Não me recordo de algum clube constituído na forma de associação de fins não econômicos que tenha pleiteado a recuperação judicial antes da Lei da SAF. É verdade que Lei nº 11.101, de 9 de fevereiro de 2005, conhecida como Lei de Recuperação de Empresas e Falência, não admite a utilização do mecanismo por associações de fins não econômicos, mas existem precedentes contrariando o texto legal, ou seja, era factível que algum clube buscasse amparo na jurisprudência para se valer do referido instituto jurídico.
De qualquer forma, o fato é que a Lei da SAF pavimentou o caminho para que os clubes associativos utilizem a recuperação judicial como “modo de quitação das obrigações” e essa medida tem se tornado bastante comum no futebol brasileiro.

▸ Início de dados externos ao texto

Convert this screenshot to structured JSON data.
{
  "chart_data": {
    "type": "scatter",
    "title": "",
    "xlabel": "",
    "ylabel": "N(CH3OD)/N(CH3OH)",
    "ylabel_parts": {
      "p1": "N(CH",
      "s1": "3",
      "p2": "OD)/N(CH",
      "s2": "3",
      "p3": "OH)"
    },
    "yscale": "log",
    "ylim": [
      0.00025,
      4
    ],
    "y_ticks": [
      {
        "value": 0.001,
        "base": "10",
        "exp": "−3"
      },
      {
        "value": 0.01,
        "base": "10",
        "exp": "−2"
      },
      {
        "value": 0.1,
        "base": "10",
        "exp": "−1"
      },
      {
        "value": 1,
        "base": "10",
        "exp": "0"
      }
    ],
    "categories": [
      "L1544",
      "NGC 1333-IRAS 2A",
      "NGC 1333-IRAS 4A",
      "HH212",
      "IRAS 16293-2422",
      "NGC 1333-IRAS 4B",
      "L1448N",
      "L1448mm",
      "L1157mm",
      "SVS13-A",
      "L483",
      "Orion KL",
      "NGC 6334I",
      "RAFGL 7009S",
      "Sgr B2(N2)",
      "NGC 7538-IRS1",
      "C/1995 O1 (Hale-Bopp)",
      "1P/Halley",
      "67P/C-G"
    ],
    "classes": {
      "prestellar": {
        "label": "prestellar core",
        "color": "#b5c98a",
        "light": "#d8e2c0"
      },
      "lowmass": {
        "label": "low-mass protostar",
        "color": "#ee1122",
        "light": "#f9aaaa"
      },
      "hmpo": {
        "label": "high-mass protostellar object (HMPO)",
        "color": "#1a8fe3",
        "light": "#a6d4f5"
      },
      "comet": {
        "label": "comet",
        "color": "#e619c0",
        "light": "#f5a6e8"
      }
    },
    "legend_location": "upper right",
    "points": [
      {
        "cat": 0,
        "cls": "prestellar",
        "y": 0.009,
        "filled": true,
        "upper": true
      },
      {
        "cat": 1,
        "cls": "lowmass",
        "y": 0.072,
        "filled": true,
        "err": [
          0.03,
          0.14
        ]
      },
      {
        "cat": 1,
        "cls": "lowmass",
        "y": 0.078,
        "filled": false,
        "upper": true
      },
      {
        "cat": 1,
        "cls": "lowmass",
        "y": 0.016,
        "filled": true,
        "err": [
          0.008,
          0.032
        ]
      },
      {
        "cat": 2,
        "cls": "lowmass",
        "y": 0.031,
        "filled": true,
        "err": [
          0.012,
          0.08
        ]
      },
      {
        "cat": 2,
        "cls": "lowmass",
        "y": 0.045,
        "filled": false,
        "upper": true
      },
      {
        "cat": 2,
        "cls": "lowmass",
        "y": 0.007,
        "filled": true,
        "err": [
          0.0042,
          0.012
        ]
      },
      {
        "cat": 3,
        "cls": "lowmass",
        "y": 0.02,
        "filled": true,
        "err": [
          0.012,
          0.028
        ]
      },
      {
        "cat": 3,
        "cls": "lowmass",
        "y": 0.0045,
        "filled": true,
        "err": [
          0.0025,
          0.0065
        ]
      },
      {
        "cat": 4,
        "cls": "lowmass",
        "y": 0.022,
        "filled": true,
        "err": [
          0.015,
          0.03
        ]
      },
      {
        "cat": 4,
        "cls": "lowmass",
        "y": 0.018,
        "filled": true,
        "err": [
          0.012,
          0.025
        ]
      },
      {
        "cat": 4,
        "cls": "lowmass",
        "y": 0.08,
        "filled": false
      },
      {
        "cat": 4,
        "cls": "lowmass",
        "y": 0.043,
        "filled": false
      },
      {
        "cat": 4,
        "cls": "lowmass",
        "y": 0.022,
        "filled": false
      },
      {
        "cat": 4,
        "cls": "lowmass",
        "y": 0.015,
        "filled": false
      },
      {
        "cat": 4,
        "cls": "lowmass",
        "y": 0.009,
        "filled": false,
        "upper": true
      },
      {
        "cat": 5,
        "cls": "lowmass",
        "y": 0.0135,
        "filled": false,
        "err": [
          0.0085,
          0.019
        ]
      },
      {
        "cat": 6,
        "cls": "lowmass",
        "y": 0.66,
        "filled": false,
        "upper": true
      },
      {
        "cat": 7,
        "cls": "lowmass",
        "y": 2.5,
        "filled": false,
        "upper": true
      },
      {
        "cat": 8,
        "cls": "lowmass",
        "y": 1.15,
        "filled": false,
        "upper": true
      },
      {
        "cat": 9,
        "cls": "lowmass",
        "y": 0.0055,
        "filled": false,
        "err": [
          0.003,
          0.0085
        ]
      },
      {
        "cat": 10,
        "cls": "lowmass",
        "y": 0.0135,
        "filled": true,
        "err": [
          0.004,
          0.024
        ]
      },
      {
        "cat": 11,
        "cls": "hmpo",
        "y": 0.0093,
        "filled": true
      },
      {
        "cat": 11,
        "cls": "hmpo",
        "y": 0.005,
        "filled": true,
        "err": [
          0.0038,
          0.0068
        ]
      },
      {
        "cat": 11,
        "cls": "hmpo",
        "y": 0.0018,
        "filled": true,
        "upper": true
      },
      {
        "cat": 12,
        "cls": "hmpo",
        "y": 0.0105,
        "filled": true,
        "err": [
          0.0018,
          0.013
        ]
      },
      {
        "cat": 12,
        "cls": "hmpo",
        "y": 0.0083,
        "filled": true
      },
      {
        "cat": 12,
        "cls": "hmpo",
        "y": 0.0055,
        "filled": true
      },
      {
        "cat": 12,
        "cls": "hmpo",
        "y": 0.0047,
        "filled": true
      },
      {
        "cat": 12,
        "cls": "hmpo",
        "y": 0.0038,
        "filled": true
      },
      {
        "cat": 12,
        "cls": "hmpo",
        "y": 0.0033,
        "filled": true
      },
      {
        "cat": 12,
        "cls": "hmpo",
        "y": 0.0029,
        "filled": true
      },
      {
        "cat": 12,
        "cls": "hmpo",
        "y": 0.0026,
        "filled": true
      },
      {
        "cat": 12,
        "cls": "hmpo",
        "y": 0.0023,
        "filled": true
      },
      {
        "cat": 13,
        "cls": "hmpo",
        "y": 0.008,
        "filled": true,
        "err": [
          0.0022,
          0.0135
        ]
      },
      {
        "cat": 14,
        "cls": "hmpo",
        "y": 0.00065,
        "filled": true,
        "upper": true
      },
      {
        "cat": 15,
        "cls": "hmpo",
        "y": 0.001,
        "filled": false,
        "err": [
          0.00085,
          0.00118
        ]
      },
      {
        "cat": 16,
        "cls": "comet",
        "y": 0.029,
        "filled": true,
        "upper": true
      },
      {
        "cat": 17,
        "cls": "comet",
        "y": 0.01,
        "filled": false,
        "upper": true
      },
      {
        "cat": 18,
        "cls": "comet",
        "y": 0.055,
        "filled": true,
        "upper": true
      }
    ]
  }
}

Ocorre que a recuperação judicial não é um instrumento jurídico a ser utilizado em qualquer situação, simplesmente para fazer cessar as constrições que recaem diariamente sobre os clubes endividados, que, aliás, nem sempre se ocupam de evitar a constituição de novas dívidas. A recuperação judicial é um instituto jurídico bastante complexo, com consequências relevantes para todos os envolvidos, a ser utilizado somente em situações excepcionais.

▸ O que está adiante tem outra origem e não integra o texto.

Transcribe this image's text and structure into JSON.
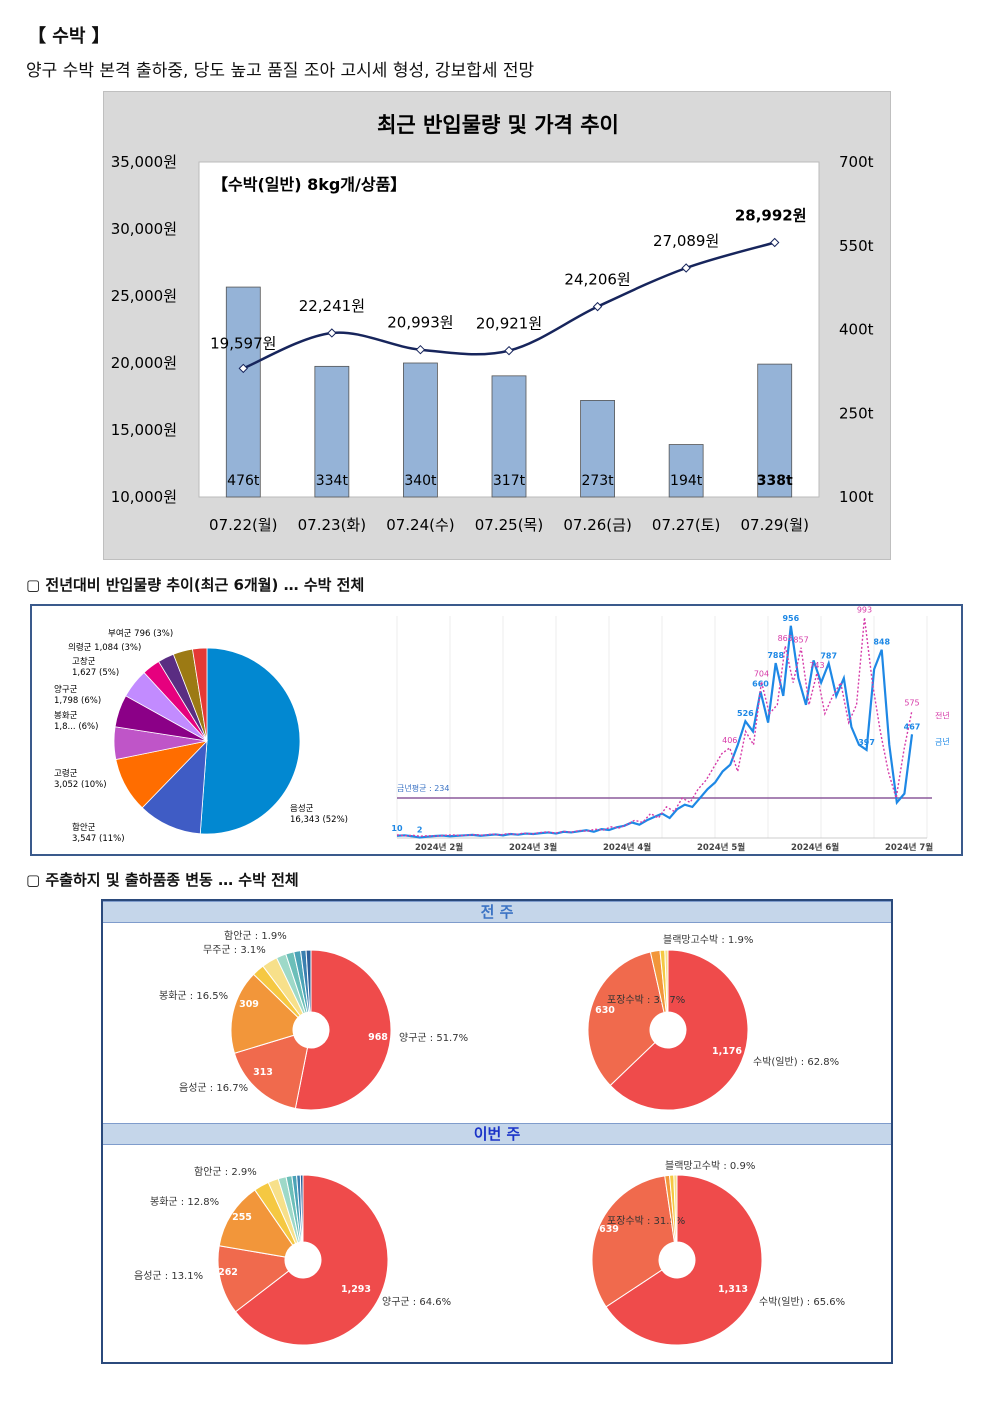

Em linhas gerais, o processo de recuperação judicial tem como protagonista o plano de recuperação judicial que, se não for aprovado pela assembleia geral de credores ou se for descumprido, acarretará a convolação da recuperação judicial em falência, de acordo com a Lei de Recuperação de Empresas e Falência.

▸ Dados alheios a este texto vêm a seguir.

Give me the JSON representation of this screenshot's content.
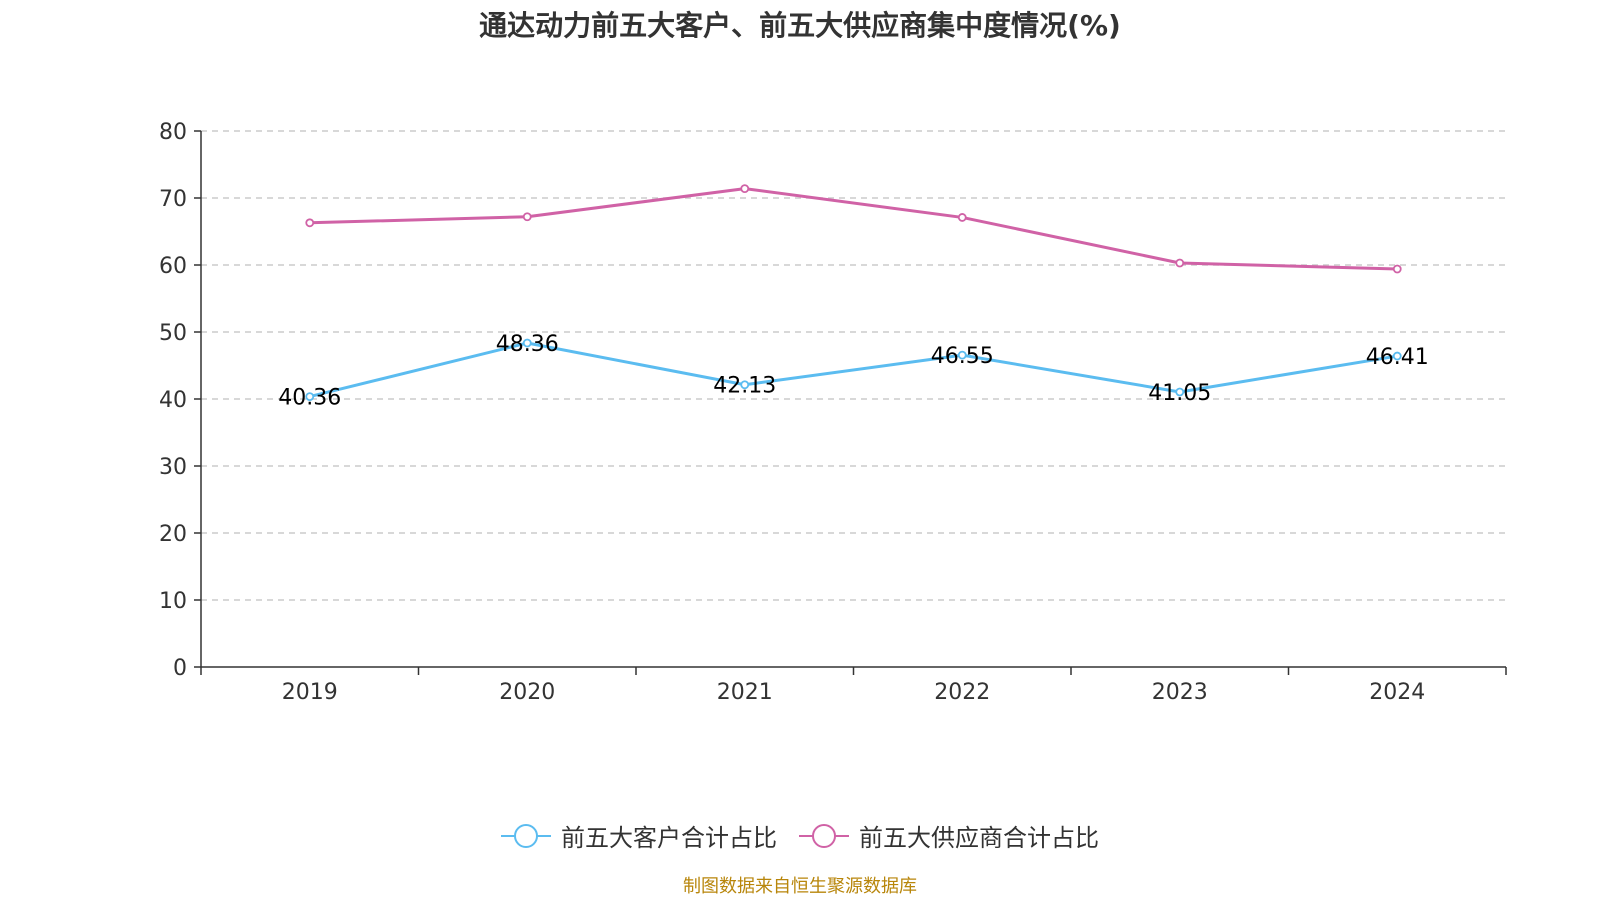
{
  "title": "通达动力前五大客户、前五大供应商集中度情况(%)",
  "source": "制图数据来自恒生聚源数据库",
  "colors": {
    "series1": "#5bbcf0",
    "series2": "#d062a6",
    "axis": "#333333",
    "grid": "#cccccc"
  },
  "chart_data": {
    "type": "line",
    "title": "通达动力前五大客户、前五大供应商集中度情况(%)",
    "categories": [
      "2019",
      "2020",
      "2021",
      "2022",
      "2023",
      "2024"
    ],
    "ylim": [
      0,
      80
    ],
    "yticks": [
      0,
      10,
      20,
      30,
      40,
      50,
      60,
      70,
      80
    ],
    "grid": true,
    "legend_position": "bottom-center",
    "series": [
      {
        "name": "前五大客户合计占比",
        "values": [
          40.36,
          48.36,
          42.13,
          46.55,
          41.05,
          46.41
        ],
        "labels": [
          "40.36",
          "48.36",
          "42.13",
          "46.55",
          "41.05",
          "46.41"
        ],
        "show_labels": true
      },
      {
        "name": "前五大供应商合计占比",
        "values": [
          66.3,
          67.2,
          71.4,
          67.1,
          60.3,
          59.4
        ],
        "show_labels": false
      }
    ]
  }
}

Como é recente a utilização do mecanismo da recuperação judicial pelos clubes de futebol, ainda não temos as estatísticas de quantas são convoladas em falência, ou seja, quantos processos de recuperação judicial não atingem o seu objetivo de efetivamente reestruturar a pessoa jurídica devedora e terminam com a decretação da falência.
Como parâmetro para este brevíssimo texto, invoca-se levantamento feito pelo Observatório de Insolvência da PUC/SP, divulgado pelo Portal UOL[1], antes da vigência da Lei das SAF, que considerou os pedidos de recuperação judicial feitos no Estado de São Paulo entre 2010 e 2018, indicando que apenas 18,2% obtiveram sucesso de reestruturam a empresa, enquanto 24,8% tiveram a sua falência decretada. As demais empresas lutavam contra a decretação da falência, protelando o processo de recuperação judicial enquanto não conseguiam a efetiva reestruturação.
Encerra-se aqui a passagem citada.